In scanner-reader systems presently available, the validation and identification of the stream of light and dark bars does not take place in real time. By this it is meant that the electronic processing circuitry does not analyze the data on a one-for-one basis as it is received. Rather, data which is believed to be valid data is routed to off-line registers or other storage devices, where the data is analyzed by the processor. Simultaneously, on-coming data which may be valid is routed to other registers. Data remains in a register until the processor determines that it is either valid or invalid.
Depending upon the optical scanner system used and the position of a label as it passes the scanner window, it is possible that only one or a few scans will intercept the label. When this happens, it is important that the data stream be correctly processed to determine the label information or else the label will not be read.

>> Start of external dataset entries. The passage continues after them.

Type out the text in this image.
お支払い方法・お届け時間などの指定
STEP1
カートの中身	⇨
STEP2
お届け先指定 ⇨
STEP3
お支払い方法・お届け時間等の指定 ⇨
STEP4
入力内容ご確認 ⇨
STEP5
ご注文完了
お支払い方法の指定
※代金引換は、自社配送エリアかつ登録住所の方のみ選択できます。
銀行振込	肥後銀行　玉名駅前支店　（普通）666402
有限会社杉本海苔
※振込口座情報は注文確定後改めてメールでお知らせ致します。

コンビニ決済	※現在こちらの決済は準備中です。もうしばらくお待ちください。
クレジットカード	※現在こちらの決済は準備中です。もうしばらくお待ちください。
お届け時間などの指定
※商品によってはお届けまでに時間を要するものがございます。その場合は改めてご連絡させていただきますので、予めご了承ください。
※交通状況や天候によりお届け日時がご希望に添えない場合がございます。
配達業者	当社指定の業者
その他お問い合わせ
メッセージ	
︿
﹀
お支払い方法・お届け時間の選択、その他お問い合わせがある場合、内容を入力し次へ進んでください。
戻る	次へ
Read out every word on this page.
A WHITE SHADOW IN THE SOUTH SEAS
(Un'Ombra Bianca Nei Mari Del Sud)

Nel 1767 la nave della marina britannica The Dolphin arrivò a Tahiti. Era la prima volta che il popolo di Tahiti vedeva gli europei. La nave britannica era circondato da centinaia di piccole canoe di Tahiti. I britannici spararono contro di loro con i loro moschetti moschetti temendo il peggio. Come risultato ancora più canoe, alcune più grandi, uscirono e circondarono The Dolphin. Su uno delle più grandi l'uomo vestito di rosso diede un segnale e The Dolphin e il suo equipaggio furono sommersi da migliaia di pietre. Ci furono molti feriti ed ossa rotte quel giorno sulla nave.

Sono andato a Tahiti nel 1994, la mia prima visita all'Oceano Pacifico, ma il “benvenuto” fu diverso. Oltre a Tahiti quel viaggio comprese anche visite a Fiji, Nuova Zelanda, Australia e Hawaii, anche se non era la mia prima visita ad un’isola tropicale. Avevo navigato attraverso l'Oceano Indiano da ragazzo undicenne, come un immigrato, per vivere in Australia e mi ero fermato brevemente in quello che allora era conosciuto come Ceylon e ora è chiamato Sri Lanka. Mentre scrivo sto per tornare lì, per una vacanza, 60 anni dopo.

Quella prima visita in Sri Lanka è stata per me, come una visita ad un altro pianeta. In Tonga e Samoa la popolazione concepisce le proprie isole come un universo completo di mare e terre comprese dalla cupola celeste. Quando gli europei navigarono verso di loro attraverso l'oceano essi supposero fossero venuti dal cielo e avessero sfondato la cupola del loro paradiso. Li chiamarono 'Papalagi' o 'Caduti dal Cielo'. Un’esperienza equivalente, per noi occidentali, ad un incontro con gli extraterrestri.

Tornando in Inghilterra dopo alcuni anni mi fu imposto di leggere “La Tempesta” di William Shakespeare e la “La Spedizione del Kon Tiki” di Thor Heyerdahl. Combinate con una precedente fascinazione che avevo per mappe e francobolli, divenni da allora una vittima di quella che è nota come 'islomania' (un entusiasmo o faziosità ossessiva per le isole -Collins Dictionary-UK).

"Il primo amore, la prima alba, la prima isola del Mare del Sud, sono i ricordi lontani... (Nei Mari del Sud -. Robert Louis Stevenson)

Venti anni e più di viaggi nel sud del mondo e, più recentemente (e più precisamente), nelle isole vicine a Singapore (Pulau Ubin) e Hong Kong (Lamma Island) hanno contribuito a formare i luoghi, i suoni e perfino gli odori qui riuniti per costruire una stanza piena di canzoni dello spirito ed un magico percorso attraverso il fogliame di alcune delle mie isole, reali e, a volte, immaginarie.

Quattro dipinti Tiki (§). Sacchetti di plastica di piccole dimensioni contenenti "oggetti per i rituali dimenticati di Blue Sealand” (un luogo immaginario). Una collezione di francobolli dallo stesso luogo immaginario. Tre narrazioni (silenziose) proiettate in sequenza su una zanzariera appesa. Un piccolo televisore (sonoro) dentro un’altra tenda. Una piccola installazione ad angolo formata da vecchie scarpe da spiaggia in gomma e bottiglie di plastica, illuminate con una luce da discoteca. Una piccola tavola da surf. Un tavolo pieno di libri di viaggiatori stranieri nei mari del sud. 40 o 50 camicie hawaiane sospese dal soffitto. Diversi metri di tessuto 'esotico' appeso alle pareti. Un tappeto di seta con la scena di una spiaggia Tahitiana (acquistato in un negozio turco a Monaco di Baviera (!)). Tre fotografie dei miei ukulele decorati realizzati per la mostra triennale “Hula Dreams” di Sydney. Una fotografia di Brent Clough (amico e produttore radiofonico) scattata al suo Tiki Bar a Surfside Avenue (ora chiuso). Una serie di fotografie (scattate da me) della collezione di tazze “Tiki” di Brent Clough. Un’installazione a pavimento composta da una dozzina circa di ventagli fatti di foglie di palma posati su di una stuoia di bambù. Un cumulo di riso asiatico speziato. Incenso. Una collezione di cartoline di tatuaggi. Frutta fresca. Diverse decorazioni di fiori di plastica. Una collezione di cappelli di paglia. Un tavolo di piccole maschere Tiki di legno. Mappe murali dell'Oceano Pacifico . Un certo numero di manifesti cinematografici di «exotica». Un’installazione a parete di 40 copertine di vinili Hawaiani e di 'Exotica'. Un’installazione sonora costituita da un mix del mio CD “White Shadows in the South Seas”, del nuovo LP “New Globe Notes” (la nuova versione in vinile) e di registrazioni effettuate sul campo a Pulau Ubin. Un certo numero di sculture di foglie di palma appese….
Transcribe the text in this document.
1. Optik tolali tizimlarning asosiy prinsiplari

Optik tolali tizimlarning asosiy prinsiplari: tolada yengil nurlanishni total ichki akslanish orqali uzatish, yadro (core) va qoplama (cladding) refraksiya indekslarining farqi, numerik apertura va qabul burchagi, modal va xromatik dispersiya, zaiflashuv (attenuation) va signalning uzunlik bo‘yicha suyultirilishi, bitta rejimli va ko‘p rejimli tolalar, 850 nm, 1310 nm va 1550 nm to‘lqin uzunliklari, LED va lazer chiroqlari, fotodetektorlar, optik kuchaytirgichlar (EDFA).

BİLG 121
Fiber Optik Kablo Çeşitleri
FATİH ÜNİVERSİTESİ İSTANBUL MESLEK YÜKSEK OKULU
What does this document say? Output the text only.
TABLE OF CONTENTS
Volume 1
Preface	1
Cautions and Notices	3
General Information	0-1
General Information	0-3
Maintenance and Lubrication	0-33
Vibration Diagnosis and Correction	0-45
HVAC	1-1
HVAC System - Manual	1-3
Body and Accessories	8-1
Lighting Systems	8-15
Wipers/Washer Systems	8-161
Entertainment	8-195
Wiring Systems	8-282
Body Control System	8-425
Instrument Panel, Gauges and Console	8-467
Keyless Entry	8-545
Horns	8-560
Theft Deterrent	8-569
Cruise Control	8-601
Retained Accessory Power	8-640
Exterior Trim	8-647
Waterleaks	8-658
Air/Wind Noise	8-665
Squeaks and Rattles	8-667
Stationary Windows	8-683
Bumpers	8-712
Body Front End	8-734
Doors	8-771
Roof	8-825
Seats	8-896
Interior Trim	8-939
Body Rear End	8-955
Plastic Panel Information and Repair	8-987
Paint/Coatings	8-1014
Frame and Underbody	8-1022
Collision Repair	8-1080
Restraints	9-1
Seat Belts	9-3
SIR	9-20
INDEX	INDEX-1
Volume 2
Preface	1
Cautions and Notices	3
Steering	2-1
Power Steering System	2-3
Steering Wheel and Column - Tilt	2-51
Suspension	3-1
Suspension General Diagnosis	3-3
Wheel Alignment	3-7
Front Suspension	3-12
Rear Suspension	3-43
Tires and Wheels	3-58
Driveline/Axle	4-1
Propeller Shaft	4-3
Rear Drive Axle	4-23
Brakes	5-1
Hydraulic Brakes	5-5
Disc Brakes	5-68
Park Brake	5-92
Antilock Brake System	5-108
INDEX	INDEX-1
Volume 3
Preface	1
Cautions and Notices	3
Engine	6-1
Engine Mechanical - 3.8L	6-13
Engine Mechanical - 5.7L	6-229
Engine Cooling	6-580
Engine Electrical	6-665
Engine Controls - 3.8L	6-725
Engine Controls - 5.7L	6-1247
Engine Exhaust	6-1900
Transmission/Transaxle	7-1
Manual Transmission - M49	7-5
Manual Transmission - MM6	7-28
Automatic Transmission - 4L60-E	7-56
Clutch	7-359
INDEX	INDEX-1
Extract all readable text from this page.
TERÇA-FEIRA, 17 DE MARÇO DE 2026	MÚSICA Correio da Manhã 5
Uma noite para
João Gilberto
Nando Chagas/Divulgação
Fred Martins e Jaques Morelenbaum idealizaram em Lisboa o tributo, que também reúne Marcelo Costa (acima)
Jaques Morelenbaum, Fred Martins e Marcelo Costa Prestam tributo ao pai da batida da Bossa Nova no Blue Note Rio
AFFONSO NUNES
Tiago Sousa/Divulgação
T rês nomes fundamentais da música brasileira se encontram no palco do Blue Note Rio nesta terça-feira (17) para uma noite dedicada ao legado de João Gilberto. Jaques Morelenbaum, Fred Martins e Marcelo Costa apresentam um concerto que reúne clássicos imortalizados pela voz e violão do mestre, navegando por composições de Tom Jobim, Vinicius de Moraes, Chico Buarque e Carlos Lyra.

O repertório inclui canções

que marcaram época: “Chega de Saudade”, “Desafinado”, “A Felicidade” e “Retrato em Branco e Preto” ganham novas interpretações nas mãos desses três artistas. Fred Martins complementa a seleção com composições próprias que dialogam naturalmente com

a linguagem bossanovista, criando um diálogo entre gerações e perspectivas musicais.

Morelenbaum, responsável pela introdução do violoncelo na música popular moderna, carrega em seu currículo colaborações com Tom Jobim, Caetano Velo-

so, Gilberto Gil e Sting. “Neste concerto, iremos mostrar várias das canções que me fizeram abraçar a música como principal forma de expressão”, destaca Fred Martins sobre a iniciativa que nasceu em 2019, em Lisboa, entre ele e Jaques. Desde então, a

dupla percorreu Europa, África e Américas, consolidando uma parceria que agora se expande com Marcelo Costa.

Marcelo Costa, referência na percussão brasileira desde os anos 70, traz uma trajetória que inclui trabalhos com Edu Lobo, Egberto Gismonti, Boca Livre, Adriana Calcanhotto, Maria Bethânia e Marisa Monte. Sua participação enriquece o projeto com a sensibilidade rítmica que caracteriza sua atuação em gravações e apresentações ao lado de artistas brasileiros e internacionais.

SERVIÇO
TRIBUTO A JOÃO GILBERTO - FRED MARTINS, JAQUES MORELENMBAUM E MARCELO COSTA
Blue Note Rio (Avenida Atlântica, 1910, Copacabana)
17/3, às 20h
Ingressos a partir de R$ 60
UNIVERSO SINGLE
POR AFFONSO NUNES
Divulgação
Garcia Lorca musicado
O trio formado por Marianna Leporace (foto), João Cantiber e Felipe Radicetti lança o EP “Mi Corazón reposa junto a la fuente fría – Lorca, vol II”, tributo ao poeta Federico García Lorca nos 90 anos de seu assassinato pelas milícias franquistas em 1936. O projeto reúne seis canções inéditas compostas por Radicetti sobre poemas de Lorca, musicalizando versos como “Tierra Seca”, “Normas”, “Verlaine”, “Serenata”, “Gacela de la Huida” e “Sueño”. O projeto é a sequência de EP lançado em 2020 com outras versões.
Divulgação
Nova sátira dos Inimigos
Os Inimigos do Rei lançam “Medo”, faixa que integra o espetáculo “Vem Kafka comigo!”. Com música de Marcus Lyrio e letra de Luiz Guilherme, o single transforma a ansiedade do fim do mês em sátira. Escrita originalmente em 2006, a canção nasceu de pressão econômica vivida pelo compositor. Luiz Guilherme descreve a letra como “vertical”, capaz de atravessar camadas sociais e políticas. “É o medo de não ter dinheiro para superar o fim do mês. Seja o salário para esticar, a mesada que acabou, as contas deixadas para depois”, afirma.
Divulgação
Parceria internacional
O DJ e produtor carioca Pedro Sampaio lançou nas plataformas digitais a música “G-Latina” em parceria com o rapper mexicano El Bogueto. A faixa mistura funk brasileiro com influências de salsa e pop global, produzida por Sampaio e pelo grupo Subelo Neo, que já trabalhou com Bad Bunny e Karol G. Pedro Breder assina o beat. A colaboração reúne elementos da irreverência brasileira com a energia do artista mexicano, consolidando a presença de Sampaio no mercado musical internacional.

In the prior art system previously described, the storage registers frequently fill up with information which, although originally thought to be good information, turns out to be invalid. For example, the register may be filled with signals reflected from print on the container surface. If the processor takes a longer time to determine the contents of each register than it takes to fill up the registers, and if all the registers fill up with invalid data, then a for a given scan, good data which is subsequently provided as the beam sweeps the label is lost. In the case described above, where only one or a few scans intersect the label, this results in the label not being read at all.
The foregoing data processing system has other disadvantages. Processing time is relatively slow since the processing time does not take place in real time. Also, data is frequently stored long after sufficient information is available to determine that it is invalid. Also, this approach involves relatively expensive and complex electronic circuitry for its implementation.